Ancak Saraç, yalnızca bu eylemden suçlanmadı. Polislerin Saraç hakkında hazırladığı açık kaynak araştırma raporunda 2017 yılında Yüksel Caddesi’nde “İşimizi geri istiyoruz” eylemi yapan KHK’lı kamu emekçileri Semih Özakça ve Nuriye Gülmen’le ilgili paylaşım ve fotoğraflar da iddianamede suç unsuru olarak gösterildi.
İddianame savcısı, paylaşımların örgütlerin “şiddet, cebir ve tehdit içeren yöntemlerinin propagandasını yapmak olduğunu” amacıyla yapıldığını öne sürdü.
‘İnsanlık onurunu ve adaleti önceliyorum’
Saraç, Terörle Mücadele Kanunun (TMK) 7/2 kapsamında “örgüt propagandası” suçlamasıyla açılan davada bugün savunma verdi. 28. Ağır Ceza Mahkemesinde görülen duruşmada Saraç, suçlama konusu yapılan eylem tarihinde İHD yöneticisi olduğunu ve toplumsal olayları hak savunucusu olarak gözlemlediğini söyledi. Söz konusu dönemde IŞİD’in yaptığı katliamlara karşı dünyanın her yerinden bölgeye binlerce insan gittiğini söyleyen Saraç, “Ben bu kişileri tanımam ama katliamlara karşı büyük öfke duyuyorum. Benim için önemli olan insanlık katliamını durdurmaya çalışmalarıdır” dedi.

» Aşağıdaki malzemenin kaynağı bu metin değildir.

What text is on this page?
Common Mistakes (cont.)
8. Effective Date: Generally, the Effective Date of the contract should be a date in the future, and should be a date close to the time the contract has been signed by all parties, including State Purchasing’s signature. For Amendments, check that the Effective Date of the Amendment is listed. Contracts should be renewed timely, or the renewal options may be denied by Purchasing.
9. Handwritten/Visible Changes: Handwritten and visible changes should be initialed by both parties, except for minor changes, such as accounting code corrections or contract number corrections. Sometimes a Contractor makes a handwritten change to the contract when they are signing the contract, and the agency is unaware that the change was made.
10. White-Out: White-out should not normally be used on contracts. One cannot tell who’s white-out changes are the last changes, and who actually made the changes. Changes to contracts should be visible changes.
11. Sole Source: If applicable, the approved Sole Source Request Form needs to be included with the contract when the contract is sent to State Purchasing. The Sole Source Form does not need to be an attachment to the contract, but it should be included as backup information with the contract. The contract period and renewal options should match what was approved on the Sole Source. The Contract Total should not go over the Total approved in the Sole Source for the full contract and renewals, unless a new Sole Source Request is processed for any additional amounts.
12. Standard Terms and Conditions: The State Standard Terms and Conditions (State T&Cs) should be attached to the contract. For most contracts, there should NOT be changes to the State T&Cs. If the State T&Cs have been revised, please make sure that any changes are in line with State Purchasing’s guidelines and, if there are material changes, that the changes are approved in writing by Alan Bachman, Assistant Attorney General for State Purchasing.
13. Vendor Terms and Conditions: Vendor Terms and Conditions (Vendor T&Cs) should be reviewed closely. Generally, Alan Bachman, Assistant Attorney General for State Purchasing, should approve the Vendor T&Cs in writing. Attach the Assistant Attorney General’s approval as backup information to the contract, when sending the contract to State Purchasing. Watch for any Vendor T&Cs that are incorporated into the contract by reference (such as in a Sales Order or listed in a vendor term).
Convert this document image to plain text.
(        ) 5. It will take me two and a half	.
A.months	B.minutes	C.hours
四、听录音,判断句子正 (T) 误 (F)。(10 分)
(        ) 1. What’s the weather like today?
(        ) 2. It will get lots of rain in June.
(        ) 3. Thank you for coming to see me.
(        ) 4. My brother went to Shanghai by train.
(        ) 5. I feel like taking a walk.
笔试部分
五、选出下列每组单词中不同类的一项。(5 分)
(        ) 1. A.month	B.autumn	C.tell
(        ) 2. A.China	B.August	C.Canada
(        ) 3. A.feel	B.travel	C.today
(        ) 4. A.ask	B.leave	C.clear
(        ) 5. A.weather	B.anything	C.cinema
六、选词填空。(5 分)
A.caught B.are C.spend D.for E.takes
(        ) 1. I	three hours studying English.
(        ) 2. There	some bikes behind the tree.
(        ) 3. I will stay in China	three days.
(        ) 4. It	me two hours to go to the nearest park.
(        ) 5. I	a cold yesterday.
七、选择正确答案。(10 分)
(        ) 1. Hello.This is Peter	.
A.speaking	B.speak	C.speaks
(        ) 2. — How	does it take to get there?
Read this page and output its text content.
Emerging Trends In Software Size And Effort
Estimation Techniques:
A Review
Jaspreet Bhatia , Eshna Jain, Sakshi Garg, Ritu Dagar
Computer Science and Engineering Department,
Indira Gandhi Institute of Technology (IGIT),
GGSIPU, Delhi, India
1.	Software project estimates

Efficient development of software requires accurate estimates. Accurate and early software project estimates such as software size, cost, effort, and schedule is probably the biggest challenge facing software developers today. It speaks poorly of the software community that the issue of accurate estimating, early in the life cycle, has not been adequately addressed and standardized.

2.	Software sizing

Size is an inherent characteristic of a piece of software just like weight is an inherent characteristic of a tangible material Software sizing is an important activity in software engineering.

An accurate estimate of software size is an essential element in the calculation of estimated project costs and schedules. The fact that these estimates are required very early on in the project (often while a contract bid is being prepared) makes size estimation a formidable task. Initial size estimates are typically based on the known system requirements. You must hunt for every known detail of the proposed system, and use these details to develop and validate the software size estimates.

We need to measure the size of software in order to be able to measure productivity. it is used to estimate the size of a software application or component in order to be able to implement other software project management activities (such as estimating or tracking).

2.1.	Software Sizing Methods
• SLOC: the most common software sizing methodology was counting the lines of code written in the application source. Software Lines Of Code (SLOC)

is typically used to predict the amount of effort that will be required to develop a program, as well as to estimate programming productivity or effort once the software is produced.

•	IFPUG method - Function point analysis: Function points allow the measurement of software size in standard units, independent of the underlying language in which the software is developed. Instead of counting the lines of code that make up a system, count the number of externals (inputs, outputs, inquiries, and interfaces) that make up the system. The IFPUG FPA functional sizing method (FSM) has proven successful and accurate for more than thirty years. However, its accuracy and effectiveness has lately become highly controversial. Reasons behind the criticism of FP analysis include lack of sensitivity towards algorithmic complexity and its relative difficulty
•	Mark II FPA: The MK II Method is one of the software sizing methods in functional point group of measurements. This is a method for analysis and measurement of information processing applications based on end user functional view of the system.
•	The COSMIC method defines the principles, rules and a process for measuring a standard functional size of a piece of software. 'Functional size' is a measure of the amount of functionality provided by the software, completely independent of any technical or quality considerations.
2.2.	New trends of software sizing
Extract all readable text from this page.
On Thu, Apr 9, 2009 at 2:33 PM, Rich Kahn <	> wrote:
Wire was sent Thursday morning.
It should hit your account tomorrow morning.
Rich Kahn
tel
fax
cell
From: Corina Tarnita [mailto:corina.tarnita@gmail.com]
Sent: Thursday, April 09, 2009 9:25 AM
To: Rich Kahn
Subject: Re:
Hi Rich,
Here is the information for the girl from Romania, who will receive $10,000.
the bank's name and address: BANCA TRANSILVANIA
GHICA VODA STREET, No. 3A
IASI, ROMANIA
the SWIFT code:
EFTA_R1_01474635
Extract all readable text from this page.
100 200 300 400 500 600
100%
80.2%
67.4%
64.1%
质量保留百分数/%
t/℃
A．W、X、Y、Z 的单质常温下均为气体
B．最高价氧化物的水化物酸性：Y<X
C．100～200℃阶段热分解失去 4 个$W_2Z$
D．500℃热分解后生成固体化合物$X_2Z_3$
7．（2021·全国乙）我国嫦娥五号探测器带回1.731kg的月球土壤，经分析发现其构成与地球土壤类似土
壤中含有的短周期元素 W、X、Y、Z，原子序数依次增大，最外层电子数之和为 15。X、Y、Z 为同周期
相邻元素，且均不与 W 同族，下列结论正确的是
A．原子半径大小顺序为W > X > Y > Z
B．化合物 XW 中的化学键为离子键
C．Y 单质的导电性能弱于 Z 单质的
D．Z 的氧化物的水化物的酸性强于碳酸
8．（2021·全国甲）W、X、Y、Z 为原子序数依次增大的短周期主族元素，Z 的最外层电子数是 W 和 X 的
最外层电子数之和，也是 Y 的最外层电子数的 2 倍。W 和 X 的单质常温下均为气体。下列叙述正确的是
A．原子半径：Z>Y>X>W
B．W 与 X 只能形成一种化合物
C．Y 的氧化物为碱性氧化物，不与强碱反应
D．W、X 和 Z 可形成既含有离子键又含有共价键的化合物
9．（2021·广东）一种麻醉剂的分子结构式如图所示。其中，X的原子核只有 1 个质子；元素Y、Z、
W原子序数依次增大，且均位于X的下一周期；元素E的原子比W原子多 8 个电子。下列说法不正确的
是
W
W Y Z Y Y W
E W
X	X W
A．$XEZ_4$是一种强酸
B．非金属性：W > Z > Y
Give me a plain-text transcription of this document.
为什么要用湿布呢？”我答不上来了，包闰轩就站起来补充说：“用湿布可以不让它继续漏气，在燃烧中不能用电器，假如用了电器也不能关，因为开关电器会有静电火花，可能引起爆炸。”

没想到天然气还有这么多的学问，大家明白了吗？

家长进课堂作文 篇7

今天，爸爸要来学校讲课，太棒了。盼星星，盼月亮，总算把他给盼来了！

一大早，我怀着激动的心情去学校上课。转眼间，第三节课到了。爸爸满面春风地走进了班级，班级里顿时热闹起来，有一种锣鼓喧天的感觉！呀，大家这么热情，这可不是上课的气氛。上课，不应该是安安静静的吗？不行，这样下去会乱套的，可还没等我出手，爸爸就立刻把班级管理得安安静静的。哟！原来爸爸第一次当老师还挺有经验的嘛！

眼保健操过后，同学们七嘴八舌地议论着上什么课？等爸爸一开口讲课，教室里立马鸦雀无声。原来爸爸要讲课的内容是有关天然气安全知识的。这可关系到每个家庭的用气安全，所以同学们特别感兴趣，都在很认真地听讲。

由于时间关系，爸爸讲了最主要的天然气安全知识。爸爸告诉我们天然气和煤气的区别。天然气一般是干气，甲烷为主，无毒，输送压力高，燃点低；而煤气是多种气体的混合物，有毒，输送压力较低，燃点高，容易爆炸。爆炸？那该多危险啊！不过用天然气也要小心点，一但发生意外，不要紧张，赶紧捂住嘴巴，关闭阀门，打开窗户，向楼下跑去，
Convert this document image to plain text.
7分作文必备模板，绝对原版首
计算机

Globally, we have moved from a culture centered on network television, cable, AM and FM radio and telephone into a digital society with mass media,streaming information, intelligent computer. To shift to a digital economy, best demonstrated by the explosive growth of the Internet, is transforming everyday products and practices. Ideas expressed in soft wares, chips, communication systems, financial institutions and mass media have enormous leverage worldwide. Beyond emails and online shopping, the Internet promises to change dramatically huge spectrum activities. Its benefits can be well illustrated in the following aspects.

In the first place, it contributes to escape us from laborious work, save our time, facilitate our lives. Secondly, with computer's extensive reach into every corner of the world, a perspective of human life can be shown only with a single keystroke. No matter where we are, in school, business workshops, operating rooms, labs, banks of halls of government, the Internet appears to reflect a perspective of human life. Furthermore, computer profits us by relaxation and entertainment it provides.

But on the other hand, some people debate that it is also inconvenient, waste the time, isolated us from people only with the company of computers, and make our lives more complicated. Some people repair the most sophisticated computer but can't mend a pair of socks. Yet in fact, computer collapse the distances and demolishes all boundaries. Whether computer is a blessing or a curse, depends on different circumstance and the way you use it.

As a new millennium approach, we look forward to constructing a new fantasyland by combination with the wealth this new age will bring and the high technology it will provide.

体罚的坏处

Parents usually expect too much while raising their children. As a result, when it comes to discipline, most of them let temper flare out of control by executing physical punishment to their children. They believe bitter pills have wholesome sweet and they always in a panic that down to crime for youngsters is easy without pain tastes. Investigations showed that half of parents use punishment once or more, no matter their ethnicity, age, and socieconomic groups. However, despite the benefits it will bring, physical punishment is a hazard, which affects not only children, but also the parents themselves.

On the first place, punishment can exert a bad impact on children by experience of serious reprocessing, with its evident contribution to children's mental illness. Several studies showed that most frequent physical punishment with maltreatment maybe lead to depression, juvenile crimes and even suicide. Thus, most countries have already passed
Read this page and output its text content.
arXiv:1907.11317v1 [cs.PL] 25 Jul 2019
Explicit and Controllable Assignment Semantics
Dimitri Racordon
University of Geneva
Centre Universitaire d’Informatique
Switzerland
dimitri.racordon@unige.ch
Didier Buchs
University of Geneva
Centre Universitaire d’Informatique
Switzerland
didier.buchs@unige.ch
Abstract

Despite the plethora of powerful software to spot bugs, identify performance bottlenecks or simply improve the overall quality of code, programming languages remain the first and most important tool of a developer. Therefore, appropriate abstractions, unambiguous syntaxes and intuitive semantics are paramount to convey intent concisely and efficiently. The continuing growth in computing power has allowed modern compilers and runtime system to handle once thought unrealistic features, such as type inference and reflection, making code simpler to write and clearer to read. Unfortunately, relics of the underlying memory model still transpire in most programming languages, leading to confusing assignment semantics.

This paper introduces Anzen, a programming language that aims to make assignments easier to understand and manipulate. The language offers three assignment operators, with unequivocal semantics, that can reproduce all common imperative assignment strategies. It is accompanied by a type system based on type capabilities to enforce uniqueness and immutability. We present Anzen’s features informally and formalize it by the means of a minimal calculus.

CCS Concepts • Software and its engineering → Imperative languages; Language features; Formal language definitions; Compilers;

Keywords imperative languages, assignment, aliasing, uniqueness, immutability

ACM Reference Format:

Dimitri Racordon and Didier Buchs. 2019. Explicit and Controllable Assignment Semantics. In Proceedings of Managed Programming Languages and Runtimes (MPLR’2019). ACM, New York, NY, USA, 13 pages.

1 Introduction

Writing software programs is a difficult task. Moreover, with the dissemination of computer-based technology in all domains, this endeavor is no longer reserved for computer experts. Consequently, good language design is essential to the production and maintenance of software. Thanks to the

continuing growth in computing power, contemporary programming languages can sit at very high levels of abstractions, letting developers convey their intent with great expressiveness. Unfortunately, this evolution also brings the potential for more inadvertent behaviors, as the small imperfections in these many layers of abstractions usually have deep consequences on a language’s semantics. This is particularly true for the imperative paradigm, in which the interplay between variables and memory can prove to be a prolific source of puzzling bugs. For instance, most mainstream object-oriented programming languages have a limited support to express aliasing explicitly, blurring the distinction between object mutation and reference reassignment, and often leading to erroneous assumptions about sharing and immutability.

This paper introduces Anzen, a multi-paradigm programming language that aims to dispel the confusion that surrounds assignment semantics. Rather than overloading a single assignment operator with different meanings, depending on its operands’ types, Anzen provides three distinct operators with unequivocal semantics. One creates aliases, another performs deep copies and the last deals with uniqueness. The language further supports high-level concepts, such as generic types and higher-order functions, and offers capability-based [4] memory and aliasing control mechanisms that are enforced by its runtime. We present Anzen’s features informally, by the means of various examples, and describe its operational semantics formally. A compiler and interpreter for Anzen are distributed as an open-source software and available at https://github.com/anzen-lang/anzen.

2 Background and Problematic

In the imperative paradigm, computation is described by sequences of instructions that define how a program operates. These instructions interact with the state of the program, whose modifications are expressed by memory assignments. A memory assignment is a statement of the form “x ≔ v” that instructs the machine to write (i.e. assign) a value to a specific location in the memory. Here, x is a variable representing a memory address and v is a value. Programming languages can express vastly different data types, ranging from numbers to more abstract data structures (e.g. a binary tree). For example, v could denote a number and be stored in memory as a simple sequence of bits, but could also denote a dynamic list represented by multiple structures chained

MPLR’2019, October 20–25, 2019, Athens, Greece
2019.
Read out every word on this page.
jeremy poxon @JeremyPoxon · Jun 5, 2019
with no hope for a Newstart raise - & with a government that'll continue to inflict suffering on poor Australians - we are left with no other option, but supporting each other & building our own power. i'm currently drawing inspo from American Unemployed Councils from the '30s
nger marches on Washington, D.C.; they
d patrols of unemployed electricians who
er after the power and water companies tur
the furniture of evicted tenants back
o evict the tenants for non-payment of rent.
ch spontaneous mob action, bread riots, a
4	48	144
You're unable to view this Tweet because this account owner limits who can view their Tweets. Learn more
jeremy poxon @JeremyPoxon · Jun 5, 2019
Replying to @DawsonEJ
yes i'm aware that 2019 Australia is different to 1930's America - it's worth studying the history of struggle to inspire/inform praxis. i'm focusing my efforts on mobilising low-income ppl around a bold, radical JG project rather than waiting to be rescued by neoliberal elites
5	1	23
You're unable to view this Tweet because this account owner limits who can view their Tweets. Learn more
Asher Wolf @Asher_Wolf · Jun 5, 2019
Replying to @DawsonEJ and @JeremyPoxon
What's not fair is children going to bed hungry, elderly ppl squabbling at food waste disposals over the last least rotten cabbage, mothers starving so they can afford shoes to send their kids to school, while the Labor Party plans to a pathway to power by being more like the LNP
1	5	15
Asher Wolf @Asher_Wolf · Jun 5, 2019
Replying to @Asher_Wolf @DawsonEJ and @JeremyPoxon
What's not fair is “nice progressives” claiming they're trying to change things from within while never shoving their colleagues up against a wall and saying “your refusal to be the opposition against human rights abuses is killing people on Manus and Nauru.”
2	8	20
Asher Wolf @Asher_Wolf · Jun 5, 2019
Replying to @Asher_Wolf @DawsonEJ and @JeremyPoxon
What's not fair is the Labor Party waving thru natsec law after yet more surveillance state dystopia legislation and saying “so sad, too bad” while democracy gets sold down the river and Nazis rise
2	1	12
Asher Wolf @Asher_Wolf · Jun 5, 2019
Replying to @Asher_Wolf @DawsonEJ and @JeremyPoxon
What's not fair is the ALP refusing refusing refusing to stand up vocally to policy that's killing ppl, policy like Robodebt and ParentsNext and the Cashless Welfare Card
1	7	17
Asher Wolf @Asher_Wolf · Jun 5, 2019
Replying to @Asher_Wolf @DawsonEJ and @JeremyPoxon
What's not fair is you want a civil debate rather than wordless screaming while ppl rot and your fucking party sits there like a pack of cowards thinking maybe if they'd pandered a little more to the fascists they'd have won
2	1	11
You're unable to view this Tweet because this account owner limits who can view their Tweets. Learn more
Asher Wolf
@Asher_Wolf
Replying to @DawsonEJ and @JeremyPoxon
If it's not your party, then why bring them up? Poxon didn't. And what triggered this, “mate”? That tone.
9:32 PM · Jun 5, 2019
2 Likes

İnsan hakları savunucusu olarak yaşam hakkını öncelediğini belirten Saraç, “Nuriye ve Semih de KHK ile işlerinden atılan gencecik insanlardı. O dönem de İHD yöneticisiydim, gözümüzün önünde bedenlerini açlığa yatırdılar. Ben bir insan hakları savunucusuyum, benim için yaşam hakkı kutsaldır. Propaganda suçlamasını kabul etmiyorum. Benim ilkelerim vicdan, adalet, empati ve insanlık onurudur” diyerek beraatini talep etti.
Avukat: İddianame savcısı, TMK’da yapılan değişiklikten haberdar değil
Saraç’ın avukatı Alişan Şahin ise iddianamede yer alan usul hatalarına dikkat çekti. İddianame savcısının, Saraç’ın daha önceden beraat ettiği kesinleşmiş davaları da mükerrer olarak dosyaya sunduğunu söyleyen Şahin, “O zamanki soruşturma savcısı başkaydı. Aradan 5 yıl geçtikten sonra sayın savcı soruşturma açmış ve eski dosyaları kapamak için hızlıca iddianameler hazırlamış. Sayın savcı soruşturmaya özen gösterseydi TMK’da yapılan değişikliklerden haberdar olurdu” dedi.
Şahin, “Müvekkilimin saydığı ilkelere keşke bu ülkenin savcıları, hakimleri de sahip olsaydı ve bu dosya sizin önünüze gelmeseydi. Paylaşımlarda, iddianamede ceza için gerekçe olarak gösterilen ne cebir ne şiddet ne de bunları meşru gösterecek beyanlar var. Bunlar örgüt propagandasına delil olacak nitelikte deliller değildir. Aksine, bu paylaşımlar Anayasa ve AİHM kararlarına göre ifade özgürlüğü kapsamındadır” diyerek, emsal kararları mahkemeye sundu. Şahin, Saraç’ın duruşmalardan vareste tutulmasını talep etti.
Tekin ve Fincancı’nın savcısından ayrı ayrı iddianameler
Dosyaya girecek yeni deliller neticesinde sanığa sorulacak sorular olabileceğini belirten mahkeme heyeti, Saraç’ın duruşmadan vareste tutulması talebini reddetti, yurt dışına çıkış yasağını ise kaldırmadı.
Mahkeme ayrıca, eylem gününde çekilen görüntülerin incelenmesi için TRT’den bilirkişi raporunun beklenmesine ve dosyanın esas hakkındaki mütalaanın hazırlanması için iddia makamına gönderilmesine karar verdi. Bir sonraki duruşma 15 Haziran’da görülecek.
Saraç ve diğer katılımcılara eylemden beş yıl sonra benzer gerekçelerle ayrı ayrı iddianameler hazırlanmıştı. Aynı eylemden hareketle aralarında gazeteci ve belgeselcilerin bulunduğu kişilere de benzer iddianameler ile dava açan savcı, Türk Tabipleri Birliği (TTB) Merkez Konsey Başkanı Prof. Dr. Şebnem Korur Fincancı ve belgesel yönetmeni Sibel Tekin hakkındaki iddianameleri de hazırlamıştı.